A nouveau, les médias cèdent au vertige des sommets. On a pu lire ou entendre que les dirigeants européens avaient été convoqués par le Président tchèque pour un sommet spécial. Formation et information ont tous deux pour origine formare. On peut donc attendre des médias qu’ils remplissent un rôle de formation et ils y manquent régulièrement, préférant se réfugier dans le sensationnel et l’enflure.
Actuellement, l’Union européenne a un Parlement et une sorte de gouvernement, la Commission européenne. Elle n’a pas de Président. De ce fait, pour prendre des décisions de ce niveau, il faut réunir les chefs de gouvernement ou d’Etat des pays membres.
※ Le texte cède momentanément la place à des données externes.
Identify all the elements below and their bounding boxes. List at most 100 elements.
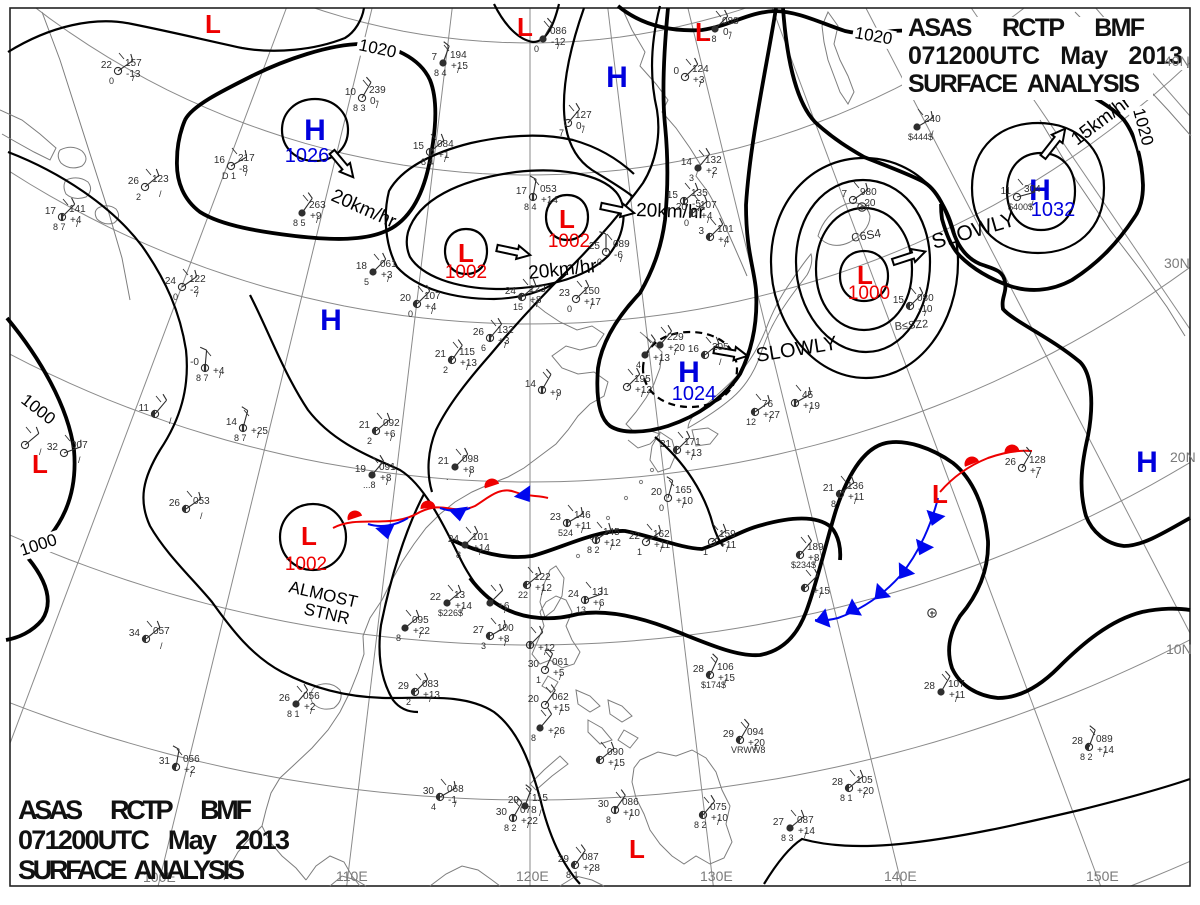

Une telle réunion s’appelle le Conseil européen. Les traités qui régissent l’Union européenne précisent qu’à tour de rôle chaque pays membre assure la Présidence de l’Union et que le chef de ce pays convoque à Bruxelles le Conseil européen, au moins une fois pendant sa présidence et davantage si les circonstances l’exigent.
On n’a donc pas vu le Président de la République tchèque convoquer un sommet spécial. Plus précisément, le Président de l’Etat assurant la Présidence de l’Union a réuni le Conseil européen, permettant au dispositif qui tient lieu actuellement de président de jouer ce rôle et il n’y a là rien de particulier ni de spécial. Lorsque le Président de la République française réunit le Conseil des ministres ou déclenche une réunion ministérielle restreinte, il ne viendrait à personne l’idée d’y voir quelque chose de spécial ou d’extraordinaire.
Le mot de sommet est peut-être suggéré par le fait qu’il s’agit de responsables étrangers même si on a tendance à galvauder ce terme lorsqu’on commence à parler de sommet social. Les médias commettent là une nouvelle erreur, plus grave encore que la précédente, car il ne s’agit pas d’une méconnaissance des institutions mais plutôt d’un oubli de l’esprit qui a présidé à la construction de l’UE. Au début de cette édification, il s’agissait d’une Communauté européenne c'est-à-dire de pays partageant des intérêts communs. Maintenant, nous avons une Union européenne. C'est-à-dire que nous tentons de réaliser ensemble une sorte de mariage, où nous ne serons plus des étrangers les uns pour les autres, ce qu’apparemment notre Président n’a pas pleinement intégré. Dans une famille, il peut y avoir des Conseils de famille, mais jamais de sommet.